Dans notre série d’interview réalisées lors du Web 2 Connect 2012, nous avons eu le plaisir d’interviewer François Laurent, président de l’ADETEM (Association Nationale des Professionnels du Marketing) et animateur du blog “Marketing is Dead“.
Sommaire de l'article
1 – Est-ce que tu peux te présenter ?
Je suis à la fois coprésident de la l’ADETEM ,bloggeur, auteur de quelques livres au éditions Kawa, et je fais du consulting pour apprendre aux gens comment faire du marketing 2.0.
2 – En tant qu’auteur, quel est ton avis sur la situation du secteur de l’édition ?
Je pense que globalement, les éditeurs sont en train de rééditer sur l’édition numérique ce que l’industrie phonographique a fait sur la musique, c’est-à-dire se planter.
L’édition musicale n’a défendu qu’une seule chose : ses droits, le fric des actionnaires et de 2 ou 3 % d’artistes qui gagnaient des sommes monstrueuses et qui vont à l’étranger pour ne pas payer leurs impôts.
Or la majorité des artistes n’ont rien à faire de l’édition phonographique.
L’édition de livres fait exactement la même erreur.
Par exemple, je voulais acheter récemment un livre d’un auteur italien.
Il était à 14 euros en broché, 4 euros en poche, et seulement 30 % moins cher que le broché en epub c’est-à-dire le format de la tablette numérique, soit 10 euros.
Pourquoi payer si cher un livre qui n’a aucune matérialité, et sur lequel il n’y a aucun frais d’édition ?
Le prix de la version numérique est deux fois et demi plus cher que la version en poche, sans aucun apport (multimedia…).
Pourquoi est-ce le cas ? Parce que les éditeurs numériques prétendent qu’il faut défendre les libraires !
C’est encore un combat d’arrière-garde.
Je pense qu’il y aura toujours de bons libraires qui existeront parce qu’il y aura toujours besoin de conseils…
Mais dans de nombreux cas, quand il s’agit d’acheter un livre que l’on connait, on n’a pas besoin d’un monsieur qui vous les donne.
Ce qui importe, c’est le contenu des livres, pas le système de distribution.
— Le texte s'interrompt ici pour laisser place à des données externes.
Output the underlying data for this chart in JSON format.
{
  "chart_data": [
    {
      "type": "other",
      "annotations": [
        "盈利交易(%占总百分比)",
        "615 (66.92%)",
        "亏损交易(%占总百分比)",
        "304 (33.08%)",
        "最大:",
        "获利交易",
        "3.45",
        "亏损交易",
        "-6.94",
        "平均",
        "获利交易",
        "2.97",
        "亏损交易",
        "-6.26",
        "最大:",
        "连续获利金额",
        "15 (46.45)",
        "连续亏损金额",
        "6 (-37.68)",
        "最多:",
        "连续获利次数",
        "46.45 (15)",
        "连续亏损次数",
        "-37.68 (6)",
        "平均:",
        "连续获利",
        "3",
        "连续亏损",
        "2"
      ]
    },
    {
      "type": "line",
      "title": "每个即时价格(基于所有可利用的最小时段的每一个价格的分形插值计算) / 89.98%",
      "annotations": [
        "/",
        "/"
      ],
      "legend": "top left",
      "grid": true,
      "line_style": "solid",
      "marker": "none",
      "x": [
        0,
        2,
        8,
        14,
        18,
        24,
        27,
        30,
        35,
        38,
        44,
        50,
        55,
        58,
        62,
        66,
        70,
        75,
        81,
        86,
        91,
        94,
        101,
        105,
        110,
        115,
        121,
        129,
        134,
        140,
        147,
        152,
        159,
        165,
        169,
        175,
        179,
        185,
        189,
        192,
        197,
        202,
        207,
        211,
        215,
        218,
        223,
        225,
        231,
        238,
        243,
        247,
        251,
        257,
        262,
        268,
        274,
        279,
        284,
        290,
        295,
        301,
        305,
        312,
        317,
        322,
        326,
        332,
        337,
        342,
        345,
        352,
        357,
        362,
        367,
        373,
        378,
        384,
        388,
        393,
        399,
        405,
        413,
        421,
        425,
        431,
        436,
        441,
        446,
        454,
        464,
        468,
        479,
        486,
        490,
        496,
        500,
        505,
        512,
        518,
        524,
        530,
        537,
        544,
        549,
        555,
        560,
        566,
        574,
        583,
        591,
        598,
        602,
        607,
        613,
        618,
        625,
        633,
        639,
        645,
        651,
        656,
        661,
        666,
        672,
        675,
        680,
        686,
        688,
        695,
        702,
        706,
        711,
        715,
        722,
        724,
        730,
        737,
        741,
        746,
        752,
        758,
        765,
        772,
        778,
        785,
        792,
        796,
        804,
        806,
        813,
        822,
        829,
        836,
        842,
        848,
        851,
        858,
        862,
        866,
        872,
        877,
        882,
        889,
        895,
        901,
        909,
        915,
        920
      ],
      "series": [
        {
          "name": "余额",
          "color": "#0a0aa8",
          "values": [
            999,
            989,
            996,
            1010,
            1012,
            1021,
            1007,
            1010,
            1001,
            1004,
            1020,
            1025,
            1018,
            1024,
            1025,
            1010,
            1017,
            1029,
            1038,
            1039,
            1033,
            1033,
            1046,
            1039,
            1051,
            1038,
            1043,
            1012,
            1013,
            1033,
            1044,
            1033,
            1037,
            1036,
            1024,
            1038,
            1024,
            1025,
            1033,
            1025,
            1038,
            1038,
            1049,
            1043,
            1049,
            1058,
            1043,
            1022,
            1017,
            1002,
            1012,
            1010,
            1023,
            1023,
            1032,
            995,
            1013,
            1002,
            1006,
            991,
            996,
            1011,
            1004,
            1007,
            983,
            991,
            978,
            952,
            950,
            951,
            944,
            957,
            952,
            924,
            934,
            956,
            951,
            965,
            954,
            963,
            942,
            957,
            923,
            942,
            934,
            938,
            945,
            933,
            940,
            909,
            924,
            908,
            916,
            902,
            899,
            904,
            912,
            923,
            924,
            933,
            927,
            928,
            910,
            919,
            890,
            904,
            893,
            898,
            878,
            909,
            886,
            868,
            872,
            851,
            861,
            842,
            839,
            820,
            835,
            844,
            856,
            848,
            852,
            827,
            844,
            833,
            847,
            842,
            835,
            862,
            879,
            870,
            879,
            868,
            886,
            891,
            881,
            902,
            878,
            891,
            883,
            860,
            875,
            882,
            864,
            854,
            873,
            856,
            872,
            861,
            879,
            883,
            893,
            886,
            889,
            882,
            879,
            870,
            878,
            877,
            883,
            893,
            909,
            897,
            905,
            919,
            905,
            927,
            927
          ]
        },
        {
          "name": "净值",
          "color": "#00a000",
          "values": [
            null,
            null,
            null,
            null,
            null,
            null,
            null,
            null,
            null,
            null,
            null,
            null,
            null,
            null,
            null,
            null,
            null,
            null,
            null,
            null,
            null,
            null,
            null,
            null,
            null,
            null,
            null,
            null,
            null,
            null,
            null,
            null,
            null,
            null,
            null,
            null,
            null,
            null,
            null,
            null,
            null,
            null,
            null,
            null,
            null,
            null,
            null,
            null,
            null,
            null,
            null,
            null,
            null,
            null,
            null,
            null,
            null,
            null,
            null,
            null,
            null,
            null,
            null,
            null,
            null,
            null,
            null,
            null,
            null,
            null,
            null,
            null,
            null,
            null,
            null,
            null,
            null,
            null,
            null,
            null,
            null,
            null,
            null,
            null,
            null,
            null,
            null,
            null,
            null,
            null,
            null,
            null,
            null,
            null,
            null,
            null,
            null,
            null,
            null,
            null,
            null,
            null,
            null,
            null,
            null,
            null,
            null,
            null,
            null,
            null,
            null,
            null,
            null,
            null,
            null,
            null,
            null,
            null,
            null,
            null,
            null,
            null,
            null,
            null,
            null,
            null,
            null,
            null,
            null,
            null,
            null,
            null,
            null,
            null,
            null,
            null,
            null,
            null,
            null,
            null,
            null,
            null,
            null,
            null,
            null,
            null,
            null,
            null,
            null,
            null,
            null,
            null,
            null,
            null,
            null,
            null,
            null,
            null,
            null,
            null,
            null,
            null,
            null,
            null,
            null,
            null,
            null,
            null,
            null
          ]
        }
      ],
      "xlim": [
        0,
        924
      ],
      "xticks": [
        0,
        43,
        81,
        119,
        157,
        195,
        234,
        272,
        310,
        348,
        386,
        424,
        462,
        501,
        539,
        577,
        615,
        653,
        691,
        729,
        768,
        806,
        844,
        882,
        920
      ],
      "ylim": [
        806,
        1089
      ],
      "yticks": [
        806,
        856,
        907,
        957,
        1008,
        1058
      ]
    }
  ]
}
Dans l’industrie musicale, ce qui importe ce sont les gens qui font de la musique, pas ceux qui s’en mettent plein les poches pour distribuer.
Je pense que certains éditeurs sont en train de creuser leurs tombes, et qu’il y a aura une nouvelle race d’éditeurs comme les Editions Kawa (voir l’interview d’Henri Kaufman sur l’édition numérique) qui sont en train de trouver d’autres modèles.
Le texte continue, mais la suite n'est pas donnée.